Certes, les vrais raisons de cette manœuvre militaire de l’armée malienne n’ont pas été révélées toutefois, elle est intervenue à la veille de la célébration du « 11e anniversaire de la déclaration de l’indépendance de l’Azawad, proclamée le 6 avril 2012 » alors que certaines régions septentrionales du Mali étaient sous le contrôle des ex-rebelles qui ont été par la suite supplantés par les terroristes. C’est la raison pour laquelle certains ont pensé à une action pour dissuader la célébration de cette date dans certaines localités du pays. D’après plusieurs sources et images reçues, ces célébrations ont eu lieu dans certains endroits, même si ce n’est pas avec la ferveur d’antan.
Aussi, cette manœuvre survient au moment où la mise en œuvre de l’Accord de paix signé en 2015 est quasiment à l’arrêt depuis plusieurs mois. D’ailleurs, on se souvient qu’en réaction à la décision, prise en décembre dernier par plusieurs mouvements signataires, de suspendre leur participation au sein des différents organes de l’Accord, le gouvernement avait suspendu les indemnités qui leur étaient accordées dans ce cadre depuis le début de l’année. A cette situation s’ajoutent aussi les déclarations récentes de certaines voix se disant proches des autorités actuelles demandant l’abandon de l’Accord et une action militaire pour libérer des localités du territoire encore sous le contrôle des ex-rebelles.
Des acquis à préserver
Pourtant, il existe encore des ressorts susceptibles de favoriser un retour à la table du dialogue.
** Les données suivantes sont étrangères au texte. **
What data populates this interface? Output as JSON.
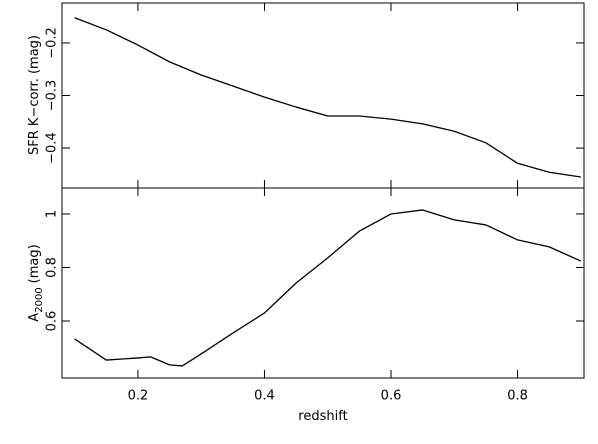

Le gouvernement actuel compte trois ministres (Sports, Commerce et Sécurité alimentaire) issus des rangs des ex-rebelles. C’est le même cas pour le Conseil National de Transition (CNT) organe législatif qui enregistre également la présence en son sein d’ex-rebelles. Ces derniers n’ont pas été concernés par la suspension des indemnités et autres restrictions imposées par les autorités maliennes. C’est même la première fois, depuis la signature de l’Accord en 2015, que des représentants officiellement désignés par des mouvements armés accèdent à ces fonctions. Sans compter le fait que dès leur arrivée, en août 2020, les autorités de la Transition ont affirmé « faire de l’Accord une priorité ». C’est la raison pour laquelle elles ont même pris l’engagement de « parachever la mise en œuvre des grands axes de cet Accord » avant la fin de cette période, prévue en mars 2024. Cependant, à cette allure, cet objectif sera difficile à atteindre.
Cependant, avec cette nouvelle escalade, il faut craindre une reprise des hostilités et la fin de toute initiative visant à relancer le processus de paix.